Self-supervised learning algorithms provide labels automatically. But, it is not clear what else is required for an algorithm to fall under the category "self-supervised":
Some say, self-supervised learning algorithms learn on a set of auxiliary tasks [1], also named pretext task [2, 3], instead of the task we are interested in. Further examples are word2vec or autoencoders [4] or word2vec [5]. Here it is sometimes mentioned that the goal is to "expose the inner structure of the data".
Others do not mention that, implying that some algorithms can be called to be "self-supervised learning algorithms" if they are directly learning the task we are interested in [6, 7].
Is the "auxiliary tasks" a requirement for a training setup to be called "self-supervised learning" or is it just optional?
Research articles mentioning the auxiliary / pretext task:
Revisiting Self-Supervised Visual Representation Learning, 2019, mentioned by [3]:
The self-supervised learning framework requires only unlabeled data in order to formulate a pretext learning task such as predicting context or image rotation, for which a target objective can be computed without supervision.
Unsupervised Representation Learning by Predicting Image Rotations, ICLR, 2018, mentioned by [2]:
a prominent paradigm is the so-called self-supervised learning that defines an annotation free pretext task, using only the visual information present on the images or videos, in order to provide a surrogate supervision signal for feature learning.
Unsupervised Visual Representation Learning by Context Prediction, 2016, mentioned by [2]:
This converts an apparently unsupervised problem (finding a good similarity metric between words) into a “self-supervised” one: learning a function from a given word to the words surrounding it.

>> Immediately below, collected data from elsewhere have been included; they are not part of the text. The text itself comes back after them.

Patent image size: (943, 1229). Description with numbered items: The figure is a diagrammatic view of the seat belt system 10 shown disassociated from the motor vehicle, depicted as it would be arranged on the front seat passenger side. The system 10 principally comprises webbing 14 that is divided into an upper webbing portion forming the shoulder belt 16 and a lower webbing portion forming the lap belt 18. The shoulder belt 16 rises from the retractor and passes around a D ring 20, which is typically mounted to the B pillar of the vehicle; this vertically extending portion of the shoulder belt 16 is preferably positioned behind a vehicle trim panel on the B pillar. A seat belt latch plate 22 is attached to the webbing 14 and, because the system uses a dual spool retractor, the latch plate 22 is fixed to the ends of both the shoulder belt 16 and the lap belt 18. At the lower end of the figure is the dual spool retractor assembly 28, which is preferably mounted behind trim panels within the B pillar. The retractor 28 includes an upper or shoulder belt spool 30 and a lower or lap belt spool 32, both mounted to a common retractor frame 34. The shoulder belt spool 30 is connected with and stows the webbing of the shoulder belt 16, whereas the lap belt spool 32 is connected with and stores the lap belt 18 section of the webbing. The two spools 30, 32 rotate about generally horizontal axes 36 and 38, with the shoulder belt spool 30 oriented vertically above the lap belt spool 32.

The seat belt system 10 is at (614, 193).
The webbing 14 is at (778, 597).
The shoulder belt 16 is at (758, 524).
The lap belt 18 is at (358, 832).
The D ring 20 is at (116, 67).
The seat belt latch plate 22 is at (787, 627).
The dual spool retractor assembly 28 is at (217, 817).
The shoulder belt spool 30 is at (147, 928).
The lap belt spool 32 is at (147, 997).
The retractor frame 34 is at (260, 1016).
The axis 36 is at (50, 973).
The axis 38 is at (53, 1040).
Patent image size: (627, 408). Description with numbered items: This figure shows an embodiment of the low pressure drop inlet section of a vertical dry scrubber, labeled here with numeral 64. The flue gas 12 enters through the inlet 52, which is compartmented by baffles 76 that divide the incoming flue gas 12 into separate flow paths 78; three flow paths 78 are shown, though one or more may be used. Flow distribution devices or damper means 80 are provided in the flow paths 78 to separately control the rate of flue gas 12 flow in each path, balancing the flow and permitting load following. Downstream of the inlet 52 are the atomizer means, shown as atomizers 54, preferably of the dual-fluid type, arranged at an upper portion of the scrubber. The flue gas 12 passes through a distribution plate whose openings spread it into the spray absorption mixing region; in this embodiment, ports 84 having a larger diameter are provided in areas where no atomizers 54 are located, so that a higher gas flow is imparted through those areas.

Here the context prediction task is just a “pretext” to force the model to learn a good word embedding, which, in turn, has been shown to be useful in a number of real tasks, such as semantic word similarity.
Scaling and Benchmarking Self-Supervised Visual Representation Learning, 2019:
In discriminative self-supervised learning, which is the main focus of this work, a model is trained on an auxiliary or ‘pretext’ task for which ground-truth is available for free. In most cases, the pretext task involves predicting some hidden portion of the data (for example, predicting color for gray-scale images).